Antonella Del Prete, Pierre-François Moreau»


https://www.puf.com/
Site de l'éditeur et 4e de couverture «Ce livre présente sept itinéraires, grâce auxquels le lecteur peut parcourir l'Ethique en se plaçant de sept points de vue différents, pour aboutir à une vision complexe et transparente à la fois de l'oeuvre. Bien qu'il soit à la portée des non-spécialistes, le livre constitue le point de vue le plus avancé de la recherche spinoziste de Cristofolini. Trois chapitres de son livre précédent, La scienza intuitiva di Spinoza, sont ajoutés dans l'appendice de ce volume, pour le compléter sur autant de points essentiels, pour la première fois en français. La traduction est due à la plume d'un poète célèbre, Lorand Gaspar, qui apporte au texte la perfection de son expression française aussi bien que sa pratique vivante et passionnée de la philosophie de Spinoza. Celle-ci fait l'objet depuis quatorze ans d'un dialogue intense et amical entre l'auteur et le traducteur.»

J'ai repéré des phrases qui percutent même si, pour certaines, je n'en ai pas complètement saisi le sens.

9 Avant propos Pour l'auteur l'ordre géométrique n'est pas un hommage à des modes baroques. Il est difficile de séparer contenu et méthode choisie par l'auteur. la méthode choisie n'est pas extrinsèque mais intrinsèque à l'Ethique.
Accepter la structure pour y pénétrer.

7 itinéraires
1 – De l’intelligence à la définition
12 La démarche de Spinoza est différente de la méthode euclidienne car les définitions précèdent les axiomes et sont distinctes d'eux.. Pour lui la définition n'est pas exhaustive et n'épuise pas le sujet. L'Ethique ne commence pas en définissant Dieu comme cause de soi.
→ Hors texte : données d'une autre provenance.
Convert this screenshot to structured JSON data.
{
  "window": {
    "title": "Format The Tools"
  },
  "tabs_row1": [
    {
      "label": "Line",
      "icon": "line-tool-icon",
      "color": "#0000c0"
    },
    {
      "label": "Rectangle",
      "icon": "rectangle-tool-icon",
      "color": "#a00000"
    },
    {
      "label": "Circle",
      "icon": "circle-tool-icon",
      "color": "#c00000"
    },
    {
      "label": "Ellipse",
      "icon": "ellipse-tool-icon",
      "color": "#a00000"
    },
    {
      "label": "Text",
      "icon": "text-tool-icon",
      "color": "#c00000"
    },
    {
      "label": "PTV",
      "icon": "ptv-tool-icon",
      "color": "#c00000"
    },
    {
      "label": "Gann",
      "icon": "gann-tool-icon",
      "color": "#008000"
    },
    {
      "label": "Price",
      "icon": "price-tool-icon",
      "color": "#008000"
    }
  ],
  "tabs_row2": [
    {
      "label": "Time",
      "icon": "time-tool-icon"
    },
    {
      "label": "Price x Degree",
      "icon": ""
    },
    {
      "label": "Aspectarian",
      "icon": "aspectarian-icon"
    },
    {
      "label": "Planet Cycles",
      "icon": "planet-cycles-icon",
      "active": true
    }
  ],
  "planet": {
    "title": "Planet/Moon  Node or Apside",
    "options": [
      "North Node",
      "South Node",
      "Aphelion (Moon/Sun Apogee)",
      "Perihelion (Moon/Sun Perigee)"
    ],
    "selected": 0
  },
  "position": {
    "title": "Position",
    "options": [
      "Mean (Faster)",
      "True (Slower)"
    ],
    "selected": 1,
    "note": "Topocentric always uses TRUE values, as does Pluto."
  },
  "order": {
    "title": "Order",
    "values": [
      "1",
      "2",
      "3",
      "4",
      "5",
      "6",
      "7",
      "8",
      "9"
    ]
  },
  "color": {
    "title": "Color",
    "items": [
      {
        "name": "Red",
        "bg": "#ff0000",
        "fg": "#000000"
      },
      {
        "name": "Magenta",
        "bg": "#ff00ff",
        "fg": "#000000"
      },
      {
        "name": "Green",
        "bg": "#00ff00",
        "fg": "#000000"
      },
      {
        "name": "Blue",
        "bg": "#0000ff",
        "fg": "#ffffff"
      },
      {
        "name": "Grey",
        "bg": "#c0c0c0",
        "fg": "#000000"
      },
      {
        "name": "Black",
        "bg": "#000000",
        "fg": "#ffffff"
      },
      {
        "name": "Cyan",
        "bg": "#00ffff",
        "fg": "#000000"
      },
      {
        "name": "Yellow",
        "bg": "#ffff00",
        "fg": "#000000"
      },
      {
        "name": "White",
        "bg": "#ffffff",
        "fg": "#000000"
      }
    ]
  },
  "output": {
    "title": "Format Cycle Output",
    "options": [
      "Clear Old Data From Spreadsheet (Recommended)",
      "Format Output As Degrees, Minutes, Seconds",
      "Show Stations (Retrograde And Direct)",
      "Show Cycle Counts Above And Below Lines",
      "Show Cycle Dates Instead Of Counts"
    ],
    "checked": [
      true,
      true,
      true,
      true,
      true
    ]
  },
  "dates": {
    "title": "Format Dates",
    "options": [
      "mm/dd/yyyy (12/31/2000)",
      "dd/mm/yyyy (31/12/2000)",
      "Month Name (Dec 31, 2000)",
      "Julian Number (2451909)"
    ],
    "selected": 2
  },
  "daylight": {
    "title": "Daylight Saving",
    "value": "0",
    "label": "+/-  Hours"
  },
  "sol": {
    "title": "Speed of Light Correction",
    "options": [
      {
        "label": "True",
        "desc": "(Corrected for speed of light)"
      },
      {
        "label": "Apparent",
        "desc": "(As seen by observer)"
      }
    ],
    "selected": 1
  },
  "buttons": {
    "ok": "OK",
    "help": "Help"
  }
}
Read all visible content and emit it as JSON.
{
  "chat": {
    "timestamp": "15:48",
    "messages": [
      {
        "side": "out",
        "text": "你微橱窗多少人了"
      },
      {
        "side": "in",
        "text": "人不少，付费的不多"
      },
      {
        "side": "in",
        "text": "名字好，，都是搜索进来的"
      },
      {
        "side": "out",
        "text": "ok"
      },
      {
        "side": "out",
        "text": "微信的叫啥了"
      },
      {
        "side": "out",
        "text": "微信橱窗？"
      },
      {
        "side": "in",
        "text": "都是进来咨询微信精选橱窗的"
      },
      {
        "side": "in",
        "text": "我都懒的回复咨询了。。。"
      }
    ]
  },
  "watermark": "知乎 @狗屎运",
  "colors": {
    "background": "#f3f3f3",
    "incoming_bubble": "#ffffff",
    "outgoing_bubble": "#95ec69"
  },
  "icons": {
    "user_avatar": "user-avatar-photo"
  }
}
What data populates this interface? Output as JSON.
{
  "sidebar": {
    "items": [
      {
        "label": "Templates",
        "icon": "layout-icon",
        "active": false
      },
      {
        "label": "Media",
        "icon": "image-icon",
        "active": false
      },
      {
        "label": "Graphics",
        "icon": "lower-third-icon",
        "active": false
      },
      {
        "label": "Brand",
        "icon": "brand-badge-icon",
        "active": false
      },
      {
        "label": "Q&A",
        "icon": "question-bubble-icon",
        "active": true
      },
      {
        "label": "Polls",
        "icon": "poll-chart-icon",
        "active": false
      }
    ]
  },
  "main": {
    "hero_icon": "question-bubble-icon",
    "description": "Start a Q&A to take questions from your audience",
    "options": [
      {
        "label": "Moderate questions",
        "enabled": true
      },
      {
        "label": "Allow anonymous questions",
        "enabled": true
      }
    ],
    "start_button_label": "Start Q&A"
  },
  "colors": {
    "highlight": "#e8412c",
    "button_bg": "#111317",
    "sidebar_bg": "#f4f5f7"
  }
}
L'existence nécessaire de la substance n'est démontrée qu'à la proposition 7 et Dieu à la 9 [bien qu'il n'y a pas le mot Dieu, cité qu'à la proposition 11.]
13 Des concepts sont donnés incidemment dans le texte et non dans les définitions, comme par exemple celui d'individu.
D'autre comme le conatus, ou effort, concept de la troisième partie, ne sont jamais définis.
14 Hormis celles des affects, les définitions sont les prémisses et non les conclusions des déductions.
La source de la compréhension des définitions n'apparaît qu'une fois que l'on a accédé à une vision d'ensemble de l'Ethique où l'intelligence est thématisée dans l'appendice de la 4e partie.
Page 15 dans cet appendice l'intelligence est le fondement de la vraie vie, la vie même de l'esprit (chap5).
Chapitre XXXII les définitions fondamentales sont des actes mentaux qui précèdent notre rapport avec l'être et sont dues à la "meilleures parties de nous".
C'est grâce à l'intelligence que nous pouvons jouir de l'esprit des autres hommes, qui sont les seuls êtres dont l'esprit peut nous donner de la joie, lorsque nous nouons avec eux des rapports de solidarité sociale et d'amitié.
14 Cause de soi, substance, attribut, mode, Dieu et l'éternité identifiés à l'existence sont régis par le verbe "Intelligo" et non par "est".
Ce dernier verbe régit les définitions des affects qui sont des aboutissements et non des prémisses.
16 Les concepts définis au début, loin d'être épuisés par les définitions, sont susceptibles d'enrichissements et de surdéterminations, à mesure que se développe l'exposé et que le matériel devient de plus en plus complexe.
2 – De l’infini au fini
Chez Spinoza il n'y a pas d'opposition entre nécessité et liberté, mais entre nécessité et contingence : opposer la liberté à la nécessité signifie confondre la liberté avec la contingence. Donc il n'y a pas d'opposition entre la liberté et ce que l'on ne peut éviter mais entre ce dernier et le hasard. Sinon nous confondons liberté et hasard. La liberté doit s'adapter au nécessaire. A creuser.
16 Mode en latin est ambivalent, c'est la chose elle-même et ce qu'il y a en dessous, la manière.
Dieu est la chaîne infinie des causes et des effets, et non la première cause immobile.
19 Ethique et non métaphysique, en s'occupant de l'homme. Ne connaissant que deux des attributs infinis de Dieu l'Ethique n'est donc pas un système métaphysique.
20 L'homme est le seul objet de science que nous pouvons aborder à la fois sous l'attribut de la pensée et de l'étendue.
Christofolini écrit ici que nous tendons vers des buts à réaliser. Là nous glissons vers un dessein mais rien nous autorise à penser que la nature agisse selon des fins.
21 La nature est indifférente aux buts des hommes, point de vue proche de celle de Bayle et Giacomo Leopardi.
L'orientation humaine vers des fins est essentielle et congénitale à l'homme mais la liaison entre ces fins et la métaphysique est brisée.
Ici Christofolini répond à mon interrogation précédente, les buts ne seraient pas métaphysiques mais globalement je pense qu'ils sontà court thermes.
22 Notre esprit lorsqu'il se propose la connaissance de lui-même et des choses opère d'une façon finaliste dans sa finitude.
3 – Du corps à la puissance de l’imagination
25 Puisque Dieu est immanent et que toute chose est une idée de Dieu, toutes choses sont pourvues d'esprit, idée reprise de Telesio, Bruno et campelle pour qui toutes choses sont douées d'âme, mais pour cette dernière avec un autre sens pour Spinoza.
26 Avec sa théorie des corps simples, Spinoza aurait eu l'intuition de la réversibilité entre la matière et l'énergie ?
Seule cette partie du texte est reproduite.